SUPPORT NOW
Facebook Twitter Instagram Flickr LinkedIn

Kenali Penulis Emerging Indonesia 2017: Taufiqurrahman

Posted: 14 September 2017 Author: sikuska

Di tahun 2017 Ubud Writers & Readers Festival menyeleksi 15 Penulis Emerging Indonesia untuk hadir dan tampil di panggung sastra internasional tersebut bersama penulis, pegiat, dan kreator seni terbesar dunia. Selain itu, karya-karya yang terpilih akan diterjemahkan ke bahasa Inggris dan diterbitkan dalam buku Anthology 2017. Ke-15 Penulis Emerging ini dipilih oleh tim kurasi yang terdiri dari Seno Gumira Ajidarma, Leila S. Chudori, dan Warih Wisatsana. 

UWRF menghadirkan seri Kenali Penulis Emerging Indonesia 2017, di mana blogger UWRF, Putu Aruni Bayu akan melayangkan beberapa pertanyaan kepada masing-masing Penulis Emerging tersebut untuk mengenali mereka dan karya mereka lebih jauh. Taufiqurrahman yang berasal dari Yogyakarta hari ini akan membagikan kisahnya.

Bisa ceritakan sedikit tentang diri Anda?

Saya sejatinya bukan penyair atau sastrawan, dan sama sekali tak punya kemampuan menulis puisi atau cerita. Saya hanyalah Mahasiswa filsafat yang jika sedang ‘mumet’ menghadapi teks-teks filsafat, suka membaca sastra. Jadi sastra menjadi semacam tempat bersinggah, tempat merenung dengan tenang, dan melihat kembali dunia dengan cara yang subtil, dalam petualangan saya di rimba filsafat yang amat melelahkan pikiran. Oleh Karena itu saya jadi betah dan merasa asyik berfilsafat. Tak lain karena dibubuhi dengan imajinasi sastrawi.

Apakah masih ingat momen di mana Anda menerima berita bahwa Anda terpilih sebagai salah satu dari 15 Penulis Emerging Indonesia 2017? Ceritakan pada kami.

Waktu itu saya sedang tugas KKN di sebuah pulau terpencil di ujung Pulau Sumatera.
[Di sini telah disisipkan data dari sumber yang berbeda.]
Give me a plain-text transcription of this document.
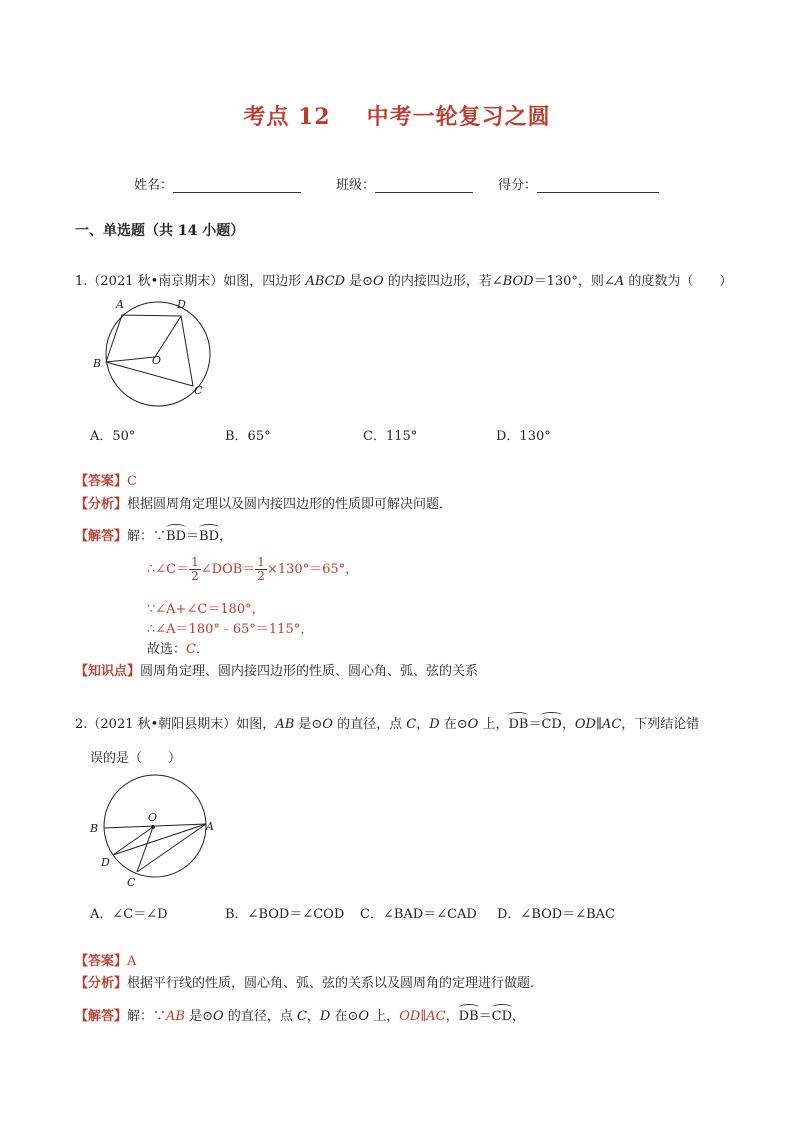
考点 12 中考一轮复习之圆
姓名：	班级：	得分：
一、单选题（共 14 小题）
1.（2021 秋•南京期末）如图，四边形 ABCD 是⊙O 的内接四边形，若∠BOD＝130°，则∠A 的度数为（　　）
A	D
B	O
C
A．50°	B．65°	C．115°	D．130°
【答案】C
【分析】根据圆周角定理以及圆内接四边形的性质即可解决问题．
【解答】解：∵BD＝BD，
∴∠C＝ $\frac{1}{2}$ ∠DOB＝ $\frac{1}{2} \times 130^\circ=65^\circ$，
∵∠A+∠C＝180°，
∴∠A＝180°﹣65°＝115°，
故选：C．
【知识点】圆周角定理、圆内接四边形的性质、圆心角、弧、弦的关系
2.（2021 秋•朝阳县期末）如图，AB 是⊙O 的直径，点 C，D 在⊙O 上，DB＝CD，OD∥AC，下列结论错
误的是（　　）
O
B	A
D
C
A．∠C＝∠D	B．∠BOD＝∠COD C．∠BAD＝∠CAD D．∠BOD＝∠BAC
【答案】A
【分析】根据平行线的性质，圆心角、弧、弦的关系以及圆周角的定理进行做题．
【解答】解：∵AB 是⊙O 的直径，点 C，D 在⊙O 上，OD∥AC，DB＝CD，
Lebih tepatnya di Pulo Aceh, pulau yang ada di sebelah barat Pulau Sabang. Di situ susah sekali dapat sinyal. Saya baru tahu setelah buka email dan diberitahu panitia sudah berkali-kali menelepon saya, tapi nomor saya tidak aktif. Ya, saya kaget campur senang. Karena dulu ketika mengirim naskah esai ke UWRF hanya iseng-iseng saja dan tidak menyangka akan lolos seleksi. Tapi ternyata lolos. Ya, alhamdulillah!

Apa judul tulisan Anda yang terpilih? Dan apakah ada kisah di balik tulisan tersebut?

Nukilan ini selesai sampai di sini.